Scott Morrison, le Premier ministre, écrit sur Facebook que la décision du réseau social revient à “supprimer l’Australie de sa liste d’amis” et ne “fait que confirmer les craintes formulées par de nombreux pays, à savoir que le comportement des géants de la tech devient inacceptable : ils se croient plus importants que les gouvernements et estiment que les règles ne devraient pas s’appliquer à eux”. Il n’a peut-être pas tort. David Chavern, directeur de l’US News Media Alliance, un syndicat professionnel, a tweeté qu’“aux États-Unis, nous nous attendons à une grande offensive parlementaire” [pour faire plier les réseaux sociaux]. Julian Knight, le président de la commission des médias à la Chambre des communes, accuse Facebook de pratiquer “l’intimidation”. Il a déclaré à la BBC :
Ces plateformes gagnent énormément d’argent à partir du travail d’autres gens, il faut qu’il y ait une redistribution équitable.”
L’Union européenne, qui débat sur un important dispositif de nouvelles réglementations concernant la Big Tech, travaille dans ce sens. Il y a quelques semaines, Robert Thomson, le directeur général de News Corps, a déclaré qu’il n’y avait “pas un seul organisme de surveillance sérieux dans le monde qui n’examine l’opacité des algorithmes, l’intégrité des données personnelles, la valeur sociale du journalisme professionnel et les dysfonctionnements du marché de la publicité numérique”.

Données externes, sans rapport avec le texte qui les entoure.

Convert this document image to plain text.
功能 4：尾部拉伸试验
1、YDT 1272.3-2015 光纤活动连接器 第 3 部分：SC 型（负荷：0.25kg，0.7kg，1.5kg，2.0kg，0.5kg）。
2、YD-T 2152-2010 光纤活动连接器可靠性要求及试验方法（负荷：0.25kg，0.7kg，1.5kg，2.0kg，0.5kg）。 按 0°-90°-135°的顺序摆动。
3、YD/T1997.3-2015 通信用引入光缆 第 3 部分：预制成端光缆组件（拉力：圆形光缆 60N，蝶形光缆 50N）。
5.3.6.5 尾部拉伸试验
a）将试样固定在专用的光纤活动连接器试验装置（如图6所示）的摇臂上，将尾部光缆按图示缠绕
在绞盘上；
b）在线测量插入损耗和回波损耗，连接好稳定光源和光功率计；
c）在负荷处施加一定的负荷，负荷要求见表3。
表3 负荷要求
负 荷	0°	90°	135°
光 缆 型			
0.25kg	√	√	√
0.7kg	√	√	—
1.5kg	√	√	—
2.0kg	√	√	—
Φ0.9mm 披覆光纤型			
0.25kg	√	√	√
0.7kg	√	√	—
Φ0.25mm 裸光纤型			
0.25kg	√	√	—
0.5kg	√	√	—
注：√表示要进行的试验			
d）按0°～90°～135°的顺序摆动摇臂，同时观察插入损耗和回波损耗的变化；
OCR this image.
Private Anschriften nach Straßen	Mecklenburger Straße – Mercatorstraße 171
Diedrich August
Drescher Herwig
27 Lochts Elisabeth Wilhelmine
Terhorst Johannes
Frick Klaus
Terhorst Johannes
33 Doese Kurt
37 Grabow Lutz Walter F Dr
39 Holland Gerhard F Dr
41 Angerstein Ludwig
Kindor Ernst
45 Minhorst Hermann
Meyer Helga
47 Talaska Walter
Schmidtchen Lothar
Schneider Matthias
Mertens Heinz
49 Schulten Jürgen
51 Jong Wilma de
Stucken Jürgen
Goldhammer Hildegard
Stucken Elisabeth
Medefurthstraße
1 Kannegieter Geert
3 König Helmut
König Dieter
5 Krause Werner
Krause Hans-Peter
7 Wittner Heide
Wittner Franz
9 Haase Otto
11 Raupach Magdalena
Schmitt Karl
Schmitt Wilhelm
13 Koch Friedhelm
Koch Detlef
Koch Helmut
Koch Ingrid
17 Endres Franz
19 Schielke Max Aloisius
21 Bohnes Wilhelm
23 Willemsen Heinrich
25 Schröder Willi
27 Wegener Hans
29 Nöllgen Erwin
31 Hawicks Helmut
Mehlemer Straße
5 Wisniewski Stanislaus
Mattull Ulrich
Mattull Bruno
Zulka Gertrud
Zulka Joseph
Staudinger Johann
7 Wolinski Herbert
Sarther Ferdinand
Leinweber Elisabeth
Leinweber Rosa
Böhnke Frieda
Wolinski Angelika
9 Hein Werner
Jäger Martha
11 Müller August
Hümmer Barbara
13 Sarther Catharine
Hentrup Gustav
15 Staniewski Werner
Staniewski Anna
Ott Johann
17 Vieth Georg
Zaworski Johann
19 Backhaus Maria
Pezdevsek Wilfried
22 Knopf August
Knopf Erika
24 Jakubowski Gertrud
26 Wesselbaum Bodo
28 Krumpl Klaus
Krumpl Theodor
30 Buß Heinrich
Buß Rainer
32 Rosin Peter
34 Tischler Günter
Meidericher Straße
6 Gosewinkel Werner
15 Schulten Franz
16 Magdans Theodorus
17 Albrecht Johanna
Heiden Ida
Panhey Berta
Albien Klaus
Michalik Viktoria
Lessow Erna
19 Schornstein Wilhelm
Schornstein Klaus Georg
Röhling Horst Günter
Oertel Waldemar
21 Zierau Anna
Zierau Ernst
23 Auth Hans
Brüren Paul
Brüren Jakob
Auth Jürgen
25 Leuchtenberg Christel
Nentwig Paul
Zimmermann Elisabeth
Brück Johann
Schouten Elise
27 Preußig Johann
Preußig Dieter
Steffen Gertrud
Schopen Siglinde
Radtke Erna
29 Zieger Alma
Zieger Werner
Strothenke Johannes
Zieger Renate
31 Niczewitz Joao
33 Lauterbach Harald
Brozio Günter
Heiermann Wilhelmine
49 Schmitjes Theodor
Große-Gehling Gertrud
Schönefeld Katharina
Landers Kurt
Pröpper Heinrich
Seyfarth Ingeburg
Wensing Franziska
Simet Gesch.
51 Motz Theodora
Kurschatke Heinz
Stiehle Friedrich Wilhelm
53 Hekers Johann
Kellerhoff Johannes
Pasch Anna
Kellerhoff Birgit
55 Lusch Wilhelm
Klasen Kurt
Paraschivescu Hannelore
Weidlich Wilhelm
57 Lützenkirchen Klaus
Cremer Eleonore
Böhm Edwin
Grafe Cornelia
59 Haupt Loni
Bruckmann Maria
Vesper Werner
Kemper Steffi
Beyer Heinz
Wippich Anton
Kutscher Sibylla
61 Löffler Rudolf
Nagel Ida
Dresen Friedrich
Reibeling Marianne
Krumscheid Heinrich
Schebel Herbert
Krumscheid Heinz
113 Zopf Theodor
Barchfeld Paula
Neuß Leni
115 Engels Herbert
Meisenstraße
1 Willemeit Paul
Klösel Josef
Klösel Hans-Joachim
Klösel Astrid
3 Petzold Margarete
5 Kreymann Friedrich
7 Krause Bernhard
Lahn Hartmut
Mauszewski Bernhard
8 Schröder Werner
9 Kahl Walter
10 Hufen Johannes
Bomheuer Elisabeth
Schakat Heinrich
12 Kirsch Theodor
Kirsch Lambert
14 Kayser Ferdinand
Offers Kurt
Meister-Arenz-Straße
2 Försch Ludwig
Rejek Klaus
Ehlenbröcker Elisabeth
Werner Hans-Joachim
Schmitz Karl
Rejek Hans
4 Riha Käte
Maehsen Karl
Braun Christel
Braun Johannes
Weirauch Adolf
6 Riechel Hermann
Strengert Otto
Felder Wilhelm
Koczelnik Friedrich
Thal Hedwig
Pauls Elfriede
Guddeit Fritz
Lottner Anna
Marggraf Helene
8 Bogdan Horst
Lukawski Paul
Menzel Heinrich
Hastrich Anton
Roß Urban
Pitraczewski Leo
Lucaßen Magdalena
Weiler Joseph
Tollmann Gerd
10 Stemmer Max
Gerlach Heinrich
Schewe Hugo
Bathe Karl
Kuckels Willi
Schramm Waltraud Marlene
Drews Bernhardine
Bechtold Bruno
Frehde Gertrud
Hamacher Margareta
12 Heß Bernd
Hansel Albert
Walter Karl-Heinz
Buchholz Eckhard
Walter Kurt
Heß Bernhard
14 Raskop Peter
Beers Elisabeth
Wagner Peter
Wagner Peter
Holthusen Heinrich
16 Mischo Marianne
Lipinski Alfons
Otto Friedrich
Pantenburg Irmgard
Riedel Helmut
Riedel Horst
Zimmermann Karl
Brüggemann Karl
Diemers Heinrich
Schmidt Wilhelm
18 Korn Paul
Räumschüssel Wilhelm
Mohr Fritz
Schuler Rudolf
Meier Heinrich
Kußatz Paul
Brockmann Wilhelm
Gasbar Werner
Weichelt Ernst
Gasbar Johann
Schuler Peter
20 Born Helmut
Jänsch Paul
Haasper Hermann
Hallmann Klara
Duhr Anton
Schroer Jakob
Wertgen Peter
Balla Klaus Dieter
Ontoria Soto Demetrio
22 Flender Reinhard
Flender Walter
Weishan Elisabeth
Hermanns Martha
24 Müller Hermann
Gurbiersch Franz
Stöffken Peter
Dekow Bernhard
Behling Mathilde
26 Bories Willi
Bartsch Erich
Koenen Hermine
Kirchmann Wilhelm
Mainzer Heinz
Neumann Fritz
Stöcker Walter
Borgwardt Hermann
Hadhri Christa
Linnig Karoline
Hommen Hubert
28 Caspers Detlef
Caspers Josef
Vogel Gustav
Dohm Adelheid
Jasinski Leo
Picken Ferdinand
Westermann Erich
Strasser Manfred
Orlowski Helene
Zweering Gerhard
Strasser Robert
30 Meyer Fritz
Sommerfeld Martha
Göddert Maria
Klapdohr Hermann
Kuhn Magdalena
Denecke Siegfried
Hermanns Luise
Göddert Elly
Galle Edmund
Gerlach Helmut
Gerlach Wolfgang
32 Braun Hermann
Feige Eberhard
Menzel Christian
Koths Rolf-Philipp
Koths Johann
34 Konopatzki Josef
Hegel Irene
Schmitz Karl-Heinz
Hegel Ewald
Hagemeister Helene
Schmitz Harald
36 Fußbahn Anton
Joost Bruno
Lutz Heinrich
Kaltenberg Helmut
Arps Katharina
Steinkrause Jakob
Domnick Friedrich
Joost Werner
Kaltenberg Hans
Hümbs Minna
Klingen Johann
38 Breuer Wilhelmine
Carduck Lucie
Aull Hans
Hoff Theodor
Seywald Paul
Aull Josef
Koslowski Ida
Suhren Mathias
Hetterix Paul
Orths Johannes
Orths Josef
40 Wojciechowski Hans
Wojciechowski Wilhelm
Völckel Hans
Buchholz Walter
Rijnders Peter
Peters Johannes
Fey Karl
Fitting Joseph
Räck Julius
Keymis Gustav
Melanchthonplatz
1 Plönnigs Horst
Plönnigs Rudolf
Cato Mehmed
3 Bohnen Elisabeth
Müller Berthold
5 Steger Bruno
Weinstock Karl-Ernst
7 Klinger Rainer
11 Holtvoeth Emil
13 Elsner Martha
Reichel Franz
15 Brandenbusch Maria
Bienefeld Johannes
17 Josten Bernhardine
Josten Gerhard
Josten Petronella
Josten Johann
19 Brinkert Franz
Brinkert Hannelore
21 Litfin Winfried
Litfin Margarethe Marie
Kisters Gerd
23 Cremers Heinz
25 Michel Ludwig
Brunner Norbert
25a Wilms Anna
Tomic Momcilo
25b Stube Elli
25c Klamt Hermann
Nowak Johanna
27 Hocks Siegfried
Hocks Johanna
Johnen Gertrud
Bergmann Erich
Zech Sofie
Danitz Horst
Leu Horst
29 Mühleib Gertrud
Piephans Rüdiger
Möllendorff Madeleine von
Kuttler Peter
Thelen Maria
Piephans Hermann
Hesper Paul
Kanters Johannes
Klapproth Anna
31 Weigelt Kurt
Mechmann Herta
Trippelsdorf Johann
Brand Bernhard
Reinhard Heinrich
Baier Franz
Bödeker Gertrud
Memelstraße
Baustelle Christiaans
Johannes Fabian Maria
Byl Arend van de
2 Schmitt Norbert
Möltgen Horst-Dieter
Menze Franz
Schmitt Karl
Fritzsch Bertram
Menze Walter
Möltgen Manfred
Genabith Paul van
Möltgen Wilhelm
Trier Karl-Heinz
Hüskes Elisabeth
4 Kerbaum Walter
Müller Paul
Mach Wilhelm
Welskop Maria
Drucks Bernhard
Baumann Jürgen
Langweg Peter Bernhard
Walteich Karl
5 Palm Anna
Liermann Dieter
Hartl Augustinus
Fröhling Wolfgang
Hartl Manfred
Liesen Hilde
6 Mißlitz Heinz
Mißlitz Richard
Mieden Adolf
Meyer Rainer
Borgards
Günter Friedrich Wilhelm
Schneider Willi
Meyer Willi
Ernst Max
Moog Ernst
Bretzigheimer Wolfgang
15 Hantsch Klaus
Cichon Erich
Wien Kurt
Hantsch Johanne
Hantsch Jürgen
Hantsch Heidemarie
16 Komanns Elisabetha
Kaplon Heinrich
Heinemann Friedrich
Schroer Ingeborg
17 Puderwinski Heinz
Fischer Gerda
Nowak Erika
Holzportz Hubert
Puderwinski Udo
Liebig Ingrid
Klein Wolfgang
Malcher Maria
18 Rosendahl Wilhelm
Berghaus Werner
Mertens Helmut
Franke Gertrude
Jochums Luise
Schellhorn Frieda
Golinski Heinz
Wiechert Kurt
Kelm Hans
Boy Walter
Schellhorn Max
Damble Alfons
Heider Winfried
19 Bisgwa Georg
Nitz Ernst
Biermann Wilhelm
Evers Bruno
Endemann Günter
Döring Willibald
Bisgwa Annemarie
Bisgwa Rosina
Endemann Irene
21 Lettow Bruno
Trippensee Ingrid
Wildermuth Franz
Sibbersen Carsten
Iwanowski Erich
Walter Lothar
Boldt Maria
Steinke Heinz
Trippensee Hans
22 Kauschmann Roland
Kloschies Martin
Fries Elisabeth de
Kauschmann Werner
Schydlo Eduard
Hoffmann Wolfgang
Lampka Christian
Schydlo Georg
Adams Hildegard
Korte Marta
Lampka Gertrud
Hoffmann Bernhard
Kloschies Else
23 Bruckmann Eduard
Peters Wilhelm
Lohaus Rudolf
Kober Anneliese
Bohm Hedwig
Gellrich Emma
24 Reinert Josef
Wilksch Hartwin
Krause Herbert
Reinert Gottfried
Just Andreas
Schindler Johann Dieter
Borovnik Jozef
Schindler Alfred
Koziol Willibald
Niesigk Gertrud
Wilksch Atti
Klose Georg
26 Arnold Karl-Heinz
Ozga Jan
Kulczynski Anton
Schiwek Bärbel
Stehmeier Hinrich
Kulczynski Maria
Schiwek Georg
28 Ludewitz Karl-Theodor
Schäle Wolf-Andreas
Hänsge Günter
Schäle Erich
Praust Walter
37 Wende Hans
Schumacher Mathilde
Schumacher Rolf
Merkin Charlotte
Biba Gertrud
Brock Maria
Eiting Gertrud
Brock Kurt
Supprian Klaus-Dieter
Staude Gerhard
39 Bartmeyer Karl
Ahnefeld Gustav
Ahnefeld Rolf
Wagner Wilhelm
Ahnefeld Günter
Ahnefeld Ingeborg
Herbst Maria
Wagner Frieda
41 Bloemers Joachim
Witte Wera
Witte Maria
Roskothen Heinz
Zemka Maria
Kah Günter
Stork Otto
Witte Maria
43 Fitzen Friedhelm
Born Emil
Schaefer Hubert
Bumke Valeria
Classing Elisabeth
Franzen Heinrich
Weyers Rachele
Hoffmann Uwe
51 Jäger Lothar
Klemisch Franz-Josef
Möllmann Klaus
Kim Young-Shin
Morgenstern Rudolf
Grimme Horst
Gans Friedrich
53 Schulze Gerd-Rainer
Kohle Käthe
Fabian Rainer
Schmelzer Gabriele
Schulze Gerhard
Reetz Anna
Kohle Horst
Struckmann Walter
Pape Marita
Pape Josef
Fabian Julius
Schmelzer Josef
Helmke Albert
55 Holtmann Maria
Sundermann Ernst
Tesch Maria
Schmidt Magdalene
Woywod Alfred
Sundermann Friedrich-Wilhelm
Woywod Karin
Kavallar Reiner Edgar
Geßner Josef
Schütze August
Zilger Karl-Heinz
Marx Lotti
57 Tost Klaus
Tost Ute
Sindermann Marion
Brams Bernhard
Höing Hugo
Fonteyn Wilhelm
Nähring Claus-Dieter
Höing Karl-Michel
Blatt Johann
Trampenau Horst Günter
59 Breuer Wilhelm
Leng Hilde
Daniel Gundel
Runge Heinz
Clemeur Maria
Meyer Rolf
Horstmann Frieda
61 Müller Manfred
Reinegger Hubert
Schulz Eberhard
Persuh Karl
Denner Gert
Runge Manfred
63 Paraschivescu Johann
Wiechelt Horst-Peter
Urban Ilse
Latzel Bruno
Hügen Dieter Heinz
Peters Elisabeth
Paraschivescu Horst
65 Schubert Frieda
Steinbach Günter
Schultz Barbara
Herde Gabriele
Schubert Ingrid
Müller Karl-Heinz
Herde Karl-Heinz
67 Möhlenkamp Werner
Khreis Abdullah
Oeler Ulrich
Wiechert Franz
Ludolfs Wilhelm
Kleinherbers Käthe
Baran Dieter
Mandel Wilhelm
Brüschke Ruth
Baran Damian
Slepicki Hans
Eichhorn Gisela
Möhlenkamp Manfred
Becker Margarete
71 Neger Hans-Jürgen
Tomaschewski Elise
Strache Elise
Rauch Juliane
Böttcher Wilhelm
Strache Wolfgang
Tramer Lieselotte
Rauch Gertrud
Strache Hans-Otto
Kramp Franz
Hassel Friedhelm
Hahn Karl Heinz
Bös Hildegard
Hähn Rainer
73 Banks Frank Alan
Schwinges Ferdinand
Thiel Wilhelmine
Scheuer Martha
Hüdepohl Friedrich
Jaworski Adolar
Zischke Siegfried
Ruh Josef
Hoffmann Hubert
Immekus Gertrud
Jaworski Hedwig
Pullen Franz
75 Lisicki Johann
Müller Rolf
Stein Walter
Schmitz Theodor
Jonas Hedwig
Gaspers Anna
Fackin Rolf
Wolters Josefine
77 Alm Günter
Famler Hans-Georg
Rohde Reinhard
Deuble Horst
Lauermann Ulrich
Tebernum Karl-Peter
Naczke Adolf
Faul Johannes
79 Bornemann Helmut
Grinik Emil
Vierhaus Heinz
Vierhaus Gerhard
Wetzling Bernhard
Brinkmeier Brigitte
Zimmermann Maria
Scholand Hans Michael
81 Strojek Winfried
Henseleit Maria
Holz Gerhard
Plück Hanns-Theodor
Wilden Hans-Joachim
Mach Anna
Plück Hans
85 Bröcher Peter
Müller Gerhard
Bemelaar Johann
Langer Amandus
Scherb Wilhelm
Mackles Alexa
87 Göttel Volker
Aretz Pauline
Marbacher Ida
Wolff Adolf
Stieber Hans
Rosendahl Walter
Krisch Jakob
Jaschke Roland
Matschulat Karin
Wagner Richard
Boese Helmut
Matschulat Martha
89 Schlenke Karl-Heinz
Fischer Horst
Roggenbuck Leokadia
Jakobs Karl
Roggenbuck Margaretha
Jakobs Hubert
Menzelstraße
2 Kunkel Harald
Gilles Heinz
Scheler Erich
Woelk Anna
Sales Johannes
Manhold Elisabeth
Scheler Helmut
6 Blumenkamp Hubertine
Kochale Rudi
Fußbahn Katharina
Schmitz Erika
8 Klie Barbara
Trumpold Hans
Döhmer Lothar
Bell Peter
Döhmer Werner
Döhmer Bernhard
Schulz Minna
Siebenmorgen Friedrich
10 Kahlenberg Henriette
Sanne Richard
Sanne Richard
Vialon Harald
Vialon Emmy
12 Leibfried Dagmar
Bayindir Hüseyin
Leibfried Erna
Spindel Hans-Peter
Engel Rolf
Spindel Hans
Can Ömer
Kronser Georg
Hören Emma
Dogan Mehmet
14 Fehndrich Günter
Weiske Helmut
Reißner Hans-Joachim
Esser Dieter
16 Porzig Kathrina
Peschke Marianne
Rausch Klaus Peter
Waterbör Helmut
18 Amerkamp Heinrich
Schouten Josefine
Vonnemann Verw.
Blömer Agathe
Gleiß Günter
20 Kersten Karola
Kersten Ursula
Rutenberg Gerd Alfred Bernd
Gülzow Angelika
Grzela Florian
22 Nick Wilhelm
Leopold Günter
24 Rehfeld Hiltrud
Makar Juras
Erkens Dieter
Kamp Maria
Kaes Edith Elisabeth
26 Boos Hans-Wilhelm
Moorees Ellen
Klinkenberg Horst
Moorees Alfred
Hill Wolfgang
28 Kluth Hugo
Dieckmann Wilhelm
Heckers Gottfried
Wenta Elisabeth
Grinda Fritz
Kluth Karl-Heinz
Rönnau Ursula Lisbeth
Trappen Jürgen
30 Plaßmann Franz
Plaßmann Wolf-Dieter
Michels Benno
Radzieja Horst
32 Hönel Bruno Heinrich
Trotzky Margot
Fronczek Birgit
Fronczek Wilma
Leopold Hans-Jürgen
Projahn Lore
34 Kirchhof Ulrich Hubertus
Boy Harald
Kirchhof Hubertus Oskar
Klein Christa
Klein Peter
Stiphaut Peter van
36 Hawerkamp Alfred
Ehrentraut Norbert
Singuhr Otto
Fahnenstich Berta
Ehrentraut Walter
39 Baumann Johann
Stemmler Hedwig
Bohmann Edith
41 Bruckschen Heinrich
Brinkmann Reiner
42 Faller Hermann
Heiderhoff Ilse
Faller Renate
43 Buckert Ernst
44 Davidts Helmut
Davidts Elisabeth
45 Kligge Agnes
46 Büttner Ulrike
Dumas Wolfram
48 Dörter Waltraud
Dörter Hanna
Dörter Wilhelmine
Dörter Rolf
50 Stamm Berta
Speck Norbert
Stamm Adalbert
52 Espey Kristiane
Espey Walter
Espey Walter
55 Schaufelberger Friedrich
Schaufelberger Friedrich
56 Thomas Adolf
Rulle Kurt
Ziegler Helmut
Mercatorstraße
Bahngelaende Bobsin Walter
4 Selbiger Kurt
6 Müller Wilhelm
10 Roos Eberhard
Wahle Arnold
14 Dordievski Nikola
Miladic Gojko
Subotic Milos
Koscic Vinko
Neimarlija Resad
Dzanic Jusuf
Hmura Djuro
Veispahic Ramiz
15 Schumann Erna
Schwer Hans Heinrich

Si ces autorités de contrôle s’inspirent du modèle australien, de nouveaux bras de fer sont à prévoir entre les nouveaux barons des médias et les anciens. Et, quels que soient les vainqueurs de cette confrontation, il est probable que les principaux perdants seront les petits médias. Trop modestes pour entrer dans le champ d’application du nouveau dispositif australien, ils s’exposent à voir leurs gros concurrents devenir plus puissants encore si Facebook et consorts acceptent de payer leur écot. Et si les géants du numérique décident de se retirer du jeu, les poids plume risquent de perdre leur moyen de diffusion le plus important. L’Australie est arrivée à faire passer la Silicon Valley à la caisse. Mais il n’est pas certain qu’à terme le journalisme s’en porte mieux.